Prove that if $|\lambda|<\sqrt{2}$, the bilinear form $a$ is coercive.
Deduce that if $|\lambda|<\sqrt{2}$, then for every $f \in L^2(I)$ there exists a unique solution $u \in H^2(I) \cap H_0^1(I)$ of the problem $$ (1) \quad \begin{cases} -u'' + u-\lambda u(0)=f \quad \text {on} \quad I, \\ u(-1)=u(1)=0. \end{cases} $$
Prove that there exists a unique value $\lambda=\lambda_0 \in \mathbb{R}$, to be determined explicitly, such that the problem $$ (2) \quad \begin{cases} -u'' + u=\lambda u(0) \quad \text {on} \quad I, \\ u(-1)=u(1)=0. \end{cases} $$ admits a solution $u \not \equiv 0$.
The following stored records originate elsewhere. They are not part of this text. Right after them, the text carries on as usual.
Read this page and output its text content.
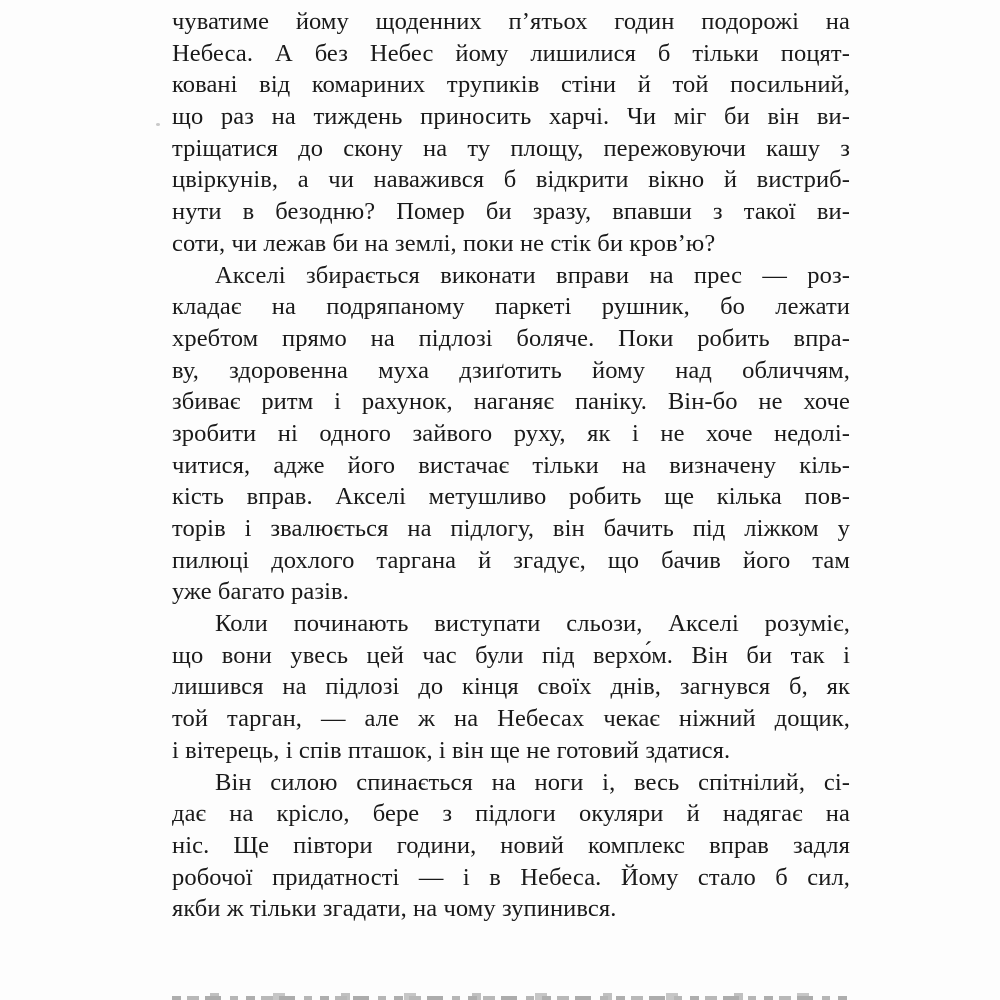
чуватиме йому щоденних п’ятьох годин подорожі на
Небеса. А без Небес йому лишилися б тільки поцят-
ковані від комариних трупиків стіни й той посильний,
що раз на тиждень приносить харчі. Чи міг би він ви-
тріщатися до скону на ту площу, пережовуючи кашу з
цвіркунів, а чи наважився б відкрити вікно й вистриб-
нути в безодню? Помер би зразу, впавши з такої ви-
соти, чи лежав би на землі, поки не стік би кров’ю?
Акселі збирається виконати вправи на прес — роз-
кладає на подряпаному паркеті рушник, бо лежати
хребтом прямо на підлозі боляче. Поки робить впра-
ву, здоровенна муха дзиґотить йому над обличчям,
збиває ритм і рахунок, наганяє паніку. Він-бо не хоче
зробити ні одного зайвого руху, як і не хоче недолі-
читися, адже його вистачає тільки на визначену кіль-
кість вправ. Акселі метушливо робить ще кілька пов-
торів і звалюється на підлогу, він бачить під ліжком у
пилюці дохлого таргана й згадує, що бачив його там
уже багато разів.
Коли починають виступати сльози, Акселі розуміє,
що вони увесь цей час були під верхо́м. Він би так і
лишився на підлозі до кінця своїх днів, загнувся б, як
той тарган, — але ж на Небесах чекає ніжний дощик,
і вітерець, і спів пташок, і він ще не готовий здатися.
Він силою спинається на ноги і, весь спітнілий, сі-
дає на крісло, бере з підлоги окуляри й надягає на
ніс. Ще півтори години, новий комплекс вправ задля
робочої придатності — і в Небеса. Йому стало б сил,
якби ж тільки згадати, на чому зупинився.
Prove that if $\lambda \neq \lambda_0$, then for every $f \in L^2(I)$ there exists a unique solution $u \in H^2(I) \cap H_0^1(I)$ of $(1)$.
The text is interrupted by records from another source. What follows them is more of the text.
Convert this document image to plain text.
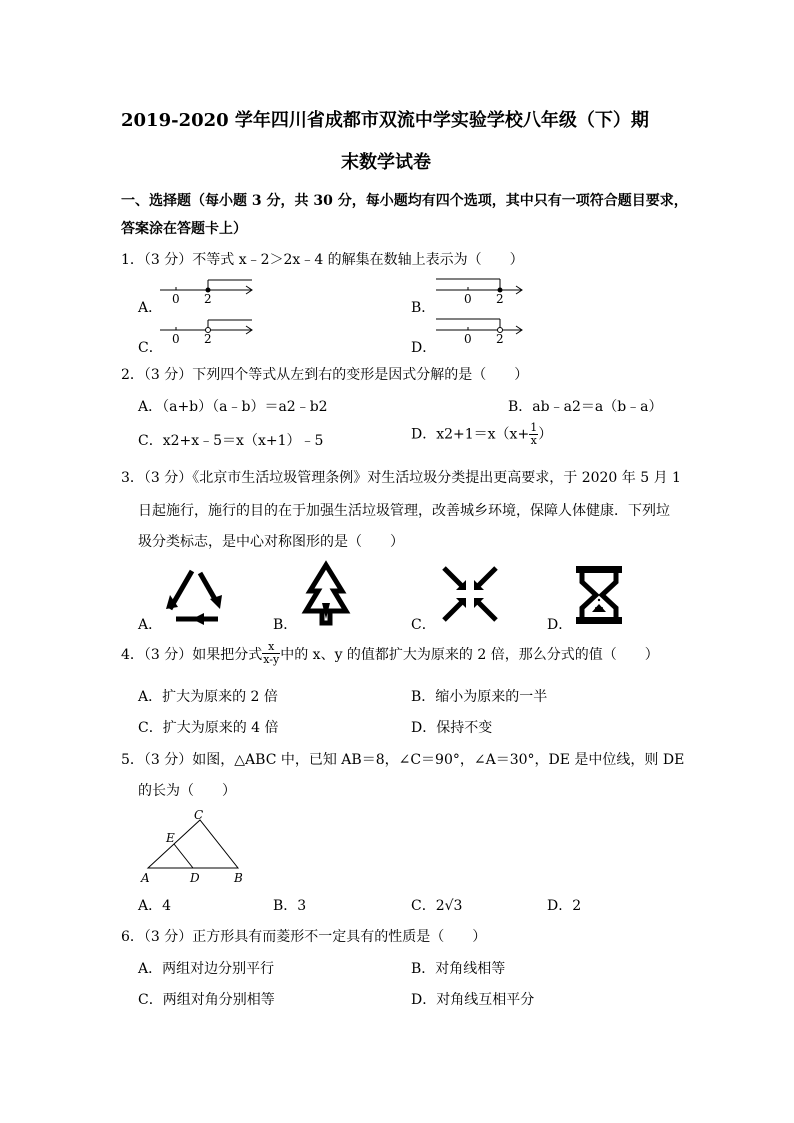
2019-2020 学年四川省成都市双流中学实验学校八年级（下）期
末数学试卷
一、选择题（每小题 3 分，共 30 分，每小题均有四个选项，其中只有一项符合题目要求，
答案涂在答题卡上）
1．（3 分）不等式 x﹣2＞2x﹣4 的解集在数轴上表示为（　　）
A．
0 2
B．
0 2
C．
0 2
D．
0 2
2．（3 分）下列四个等式从左到右的变形是因式分解的是（　　）
A．（a+b）（a﹣b）＝a2﹣b2	B．ab﹣a2＝a（b﹣a）
C．x2+x﹣5＝x（x+1）﹣5	D．$x2+1=x(x+ \frac{1}{x}$ ）
3．（3 分）《北京市生活垃圾管理条例》对生活垃圾分类提出更高要求，于 2020 年 5 月 1
日起施行，施行的目的在于加强生活垃圾管理，改善城乡环境，保障人体健康．下列垃
圾分类标志，是中心对称图形的是（　　）
A．	B．	C．	D．
4．（3 分）如果把分式 $\frac{x}{x-y}$ 中的 x、y 的值都扩大为原来的 2 倍，那么分式的值（　　）
A．扩大为原来的 2 倍	B．缩小为原来的一半
C．扩大为原来的 4 倍	D．保持不变
5．（3 分）如图，△ABC 中，已知 AB＝8，∠C＝90°，∠A＝30°，DE 是中位线，则 DE
的长为（　　）
C
E
A	D	B
A．4	B．3	C．2√3	D．2
6．（3 分）正方形具有而菱形不一定具有的性质是（　　）
A．两组对边分别平行	B．对角线相等
C．两组对角分别相等	D．对角线互相平分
There are possibly subtle mistakes that I could not recognize in my below attempt of (4.) and (5.). Could you please have a check on it?
If $\lambda u(0)=0$ then $(2)$ clearly has a unique solution $u=0$. Next we consider $\lambda u(0)\neq 0$. Let $v= \frac{u}{\lambda u(0)}$. Then $(2)$ is equivalent to $$ (3) \quad \begin{cases} -v'' + v=1 \quad \text {on} \quad I, \\ u(-1)=u(1)=0. \end{cases} $$ Using Maple or Mathematica, we get $$ v (x) = 1-\frac{e^{x+1} + e^{-x+1}}{1+e^2}, \quad x \in \bar I. $$ Then $v(0)=\frac{(1-e)^2}{1+e^2}$. Clearly, $\lambda_0 = \frac{1}{v(0)}= \frac{1+e^2}{(1-e)^2}$.
For $f \in L^2 (I)$, there is a unique solution $u \in H^2(I)$ of $$ (4) \quad \begin{cases} -u'' + u=f \quad \text {on} \quad I, \\ u(-1)=u(1)=0. \end{cases} $$ Clearly, the map $S: L^2 (I) \to L^2(I), f \mapsto u$ is linear. The equation $(1)$ is equivalent to $$ u = S(f + \lambda u(0))=Sf + \lambda u(0) S \mathbf{1}. $$ We have from (4.) that $S \mathbf{1}=v$. Then $(1)$ is equivalent to $u=Sf+\lambda u(0) v$. In particular, $u(0)=(Sf)(0)+ \lambda u(0) v(0)$ or equiavelently $(1-\lambda v(0)) u(0) = (Sf)(0)$. If $\lambda \neq \lambda_0 = \frac{1}{v(0)}$ then $u(0) = \frac{(Sf)(0)}{1-\lambda v(0)}$ is well-defined. In this case, $u$ is well-defined and is the unique solution of $(1)$.